Лили ведет Нелли к той комнате, где прежде стояла ее кроватка с одеяльцем, связанным из ниток шести-семи разных цветов. Они стоят в дверях, заглядывая внутрь. – Ужасно, что тебя забрали, – говорит Нелли. – Но смотри-ка. Теперь мы можем сделать вид, что ты вовсе и не уезжала.
Вид этой комнаты. Вид железной кровати, которая теперь стоит там, и мысль о том, что с приходом ночи она заберется в нее и уснет, а потом проснется от утреннего солнца и поймет, что она на ферме «Грачевник», – все это наполняет Лили счастливым трепетом.
Они с Нелли садятся на кровать, и Нелли притягивает Лили к себе и говорит:
– Люди в Свэйти думают, что я умом тронулась. Думают, что я витаю в облаках. Как-то раз я стянула с прилавка на рынке моток шелковой нити, потому что подумала, что тебе понравится ею вышивать.

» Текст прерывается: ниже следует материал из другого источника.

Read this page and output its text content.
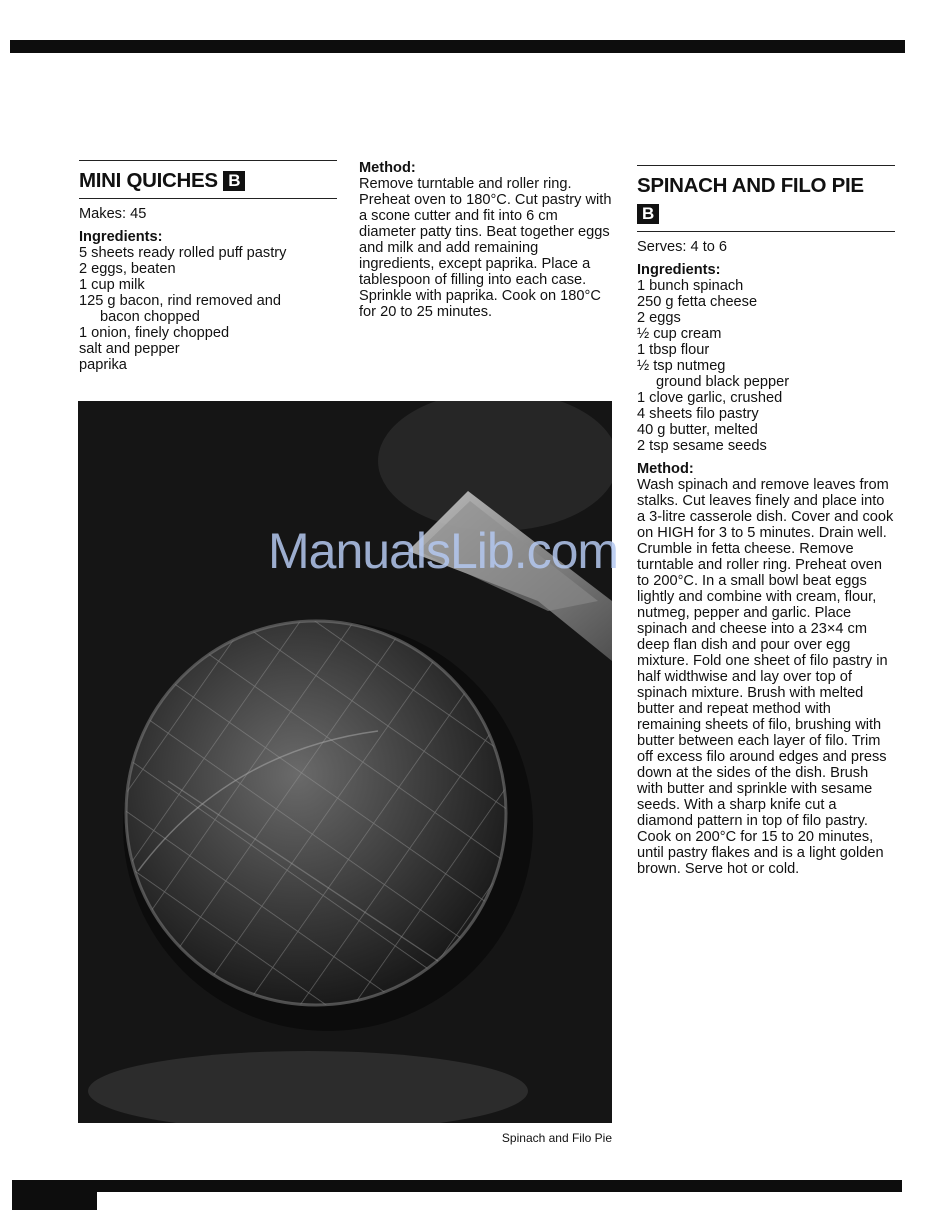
MINI QUICHES B
Makes: 45
Ingredients:
5 sheets ready rolled puff pastry
2 eggs, beaten
1 cup milk
125 g bacon, rind removed and
bacon chopped
1 onion, finely chopped
salt and pepper
paprika
Method:

Remove turntable and roller ring. Preheat oven to 180°C. Cut pastry with a scone cutter and fit into 6 cm diameter patty tins. Beat together eggs and milk and add remaining ingredients, except paprika. Place a tablespoon of filling into each case. Sprinkle with paprika. Cook on 180°C for 20 to 25 minutes.

SPINACH AND FILO PIE
B
Serves: 4 to 6
Ingredients:
1 bunch spinach
250 g fetta cheese
2 eggs
½ cup cream
1 tbsp flour
½ tsp nutmeg
ground black pepper
1 clove garlic, crushed
4 sheets filo pastry
40 g butter, melted
2 tsp sesame seeds
Method:

Wash spinach and remove leaves from stalks. Cut leaves finely and place into a 3-litre casserole dish. Cover and cook on HIGH for 3 to 5 minutes. Drain well. Crumble in fetta cheese. Remove turntable and roller ring. Preheat oven to 200°C. In a small bowl beat eggs lightly and combine with cream, flour, nutmeg, pepper and garlic. Place spinach and cheese into a 23×4 cm deep flan dish and pour over egg mixture. Fold one sheet of filo pastry in half widthwise and lay over top of spinach mixture. Brush with melted butter and repeat method with remaining sheets of filo, brushing with butter between each layer of filo. Trim off excess filo around edges and press down at the sides of the dish. Brush with butter and sprinkle with sesame seeds. With a sharp knife cut a diamond pattern in top of filo pastry. Cook on 200°C for 15 to 20 minutes, until pastry flakes and is a light golden brown. Serve hot or cold.

Spinach and Filo Pie
ManualsLib.com
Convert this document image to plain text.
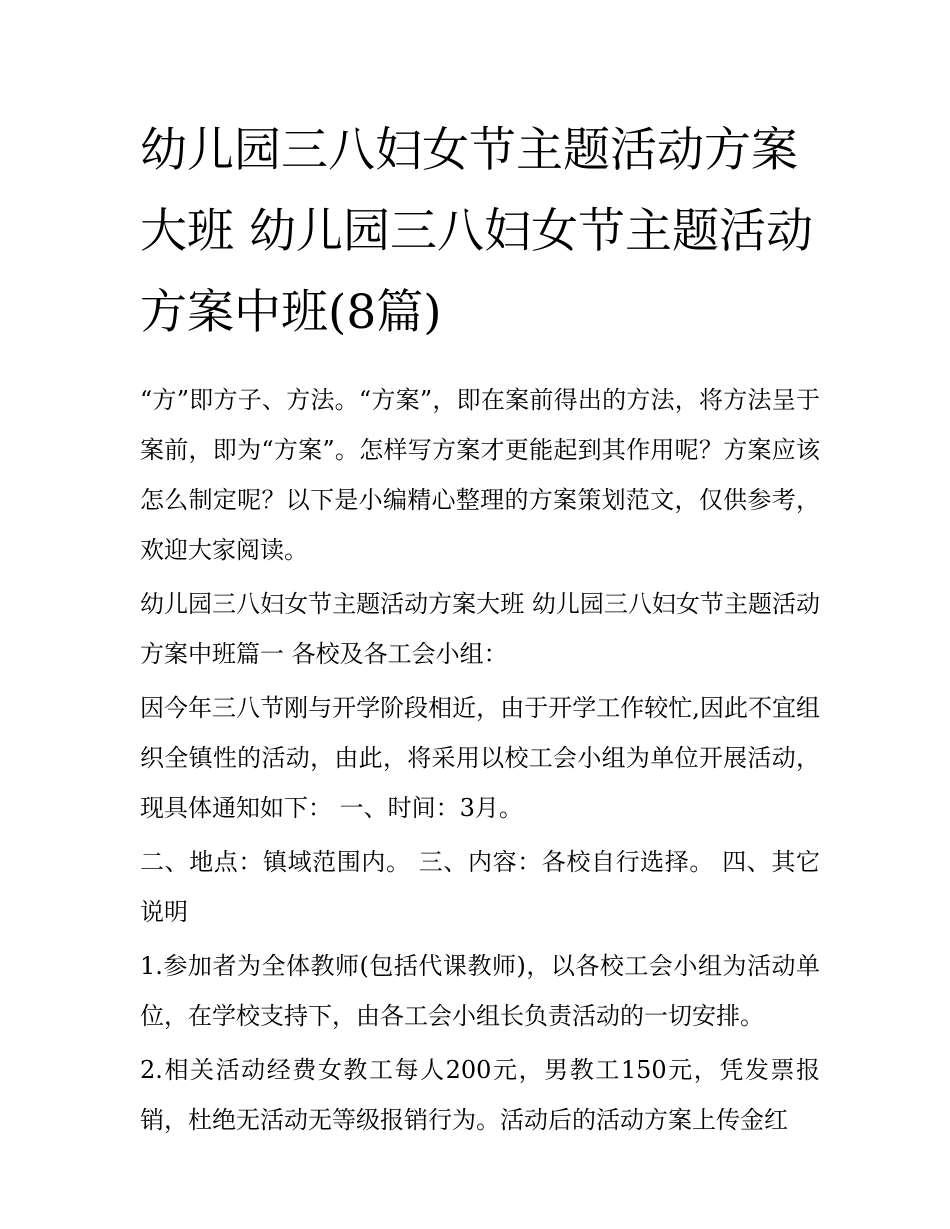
幼儿园三八妇女节主题活动方案大班 幼儿园三八妇女节主题活动方案中班(8篇)

“方”即方子、方法。“方案”，即在案前得出的方法，将方法呈于案前，即为“方案”。怎样写方案才更能起到其作用呢？方案应该怎么制定呢？以下是小编精心整理的方案策划范文，仅供参考，欢迎大家阅读。

幼儿园三八妇女节主题活动方案大班 幼儿园三八妇女节主题活动方案中班篇一 各校及各工会小组：

因今年三八节刚与开学阶段相近，由于开学工作较忙,因此不宜组织全镇性的活动，由此，将采用以校工会小组为单位开展活动，现具体通知如下： 一、时间：3月。

二、地点：镇域范围内。 三、内容：各校自行选择。 四、其它说明

1.参加者为全体教师(包括代课教师)，以各校工会小组为活动单位，在学校支持下，由各工会小组长负责活动的一切安排。

2.相关活动经费女教工每人200元，男教工150元，凭发票报销，杜绝无活动无等级报销行为。活动后的活动方案上传金红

Но меня поймали. Сказали мне: «Ты можешь в тюрьму за это попасть, Нелли Бак. Проведешь остаток своих дней, питаясь баландой и ночуя на соломе». И еще сказали мне, что тебя тут больше нет, о чем я совсем позабыла, поэтому я сказала: «Ох, простите меня, уж извините, люди добрые, добрые благородные джентльмены» и отдала им шелковый моток обратно. Вот тогда-то они и решили, что я витаю в… как они это назвали… в эмпиреях… и Джеймсу пришлось объяснить им, что все дело в моих годах, что под конец жизни начинаешь путать, когда и что произошло. Но ему было очень неловко.
– Джесси, ты хотела сказать?
– Джесси. Разве? Наверное, да. Стыд-то какой.
– Я не думаю, что ему было стыдно, Нелли.
– Может, и нет. Он красивый, сильный мальчик. Но у него тогда и других бед хватало. Бедняжка Джесси.
– Почему ты называешь его «бедняжкой»?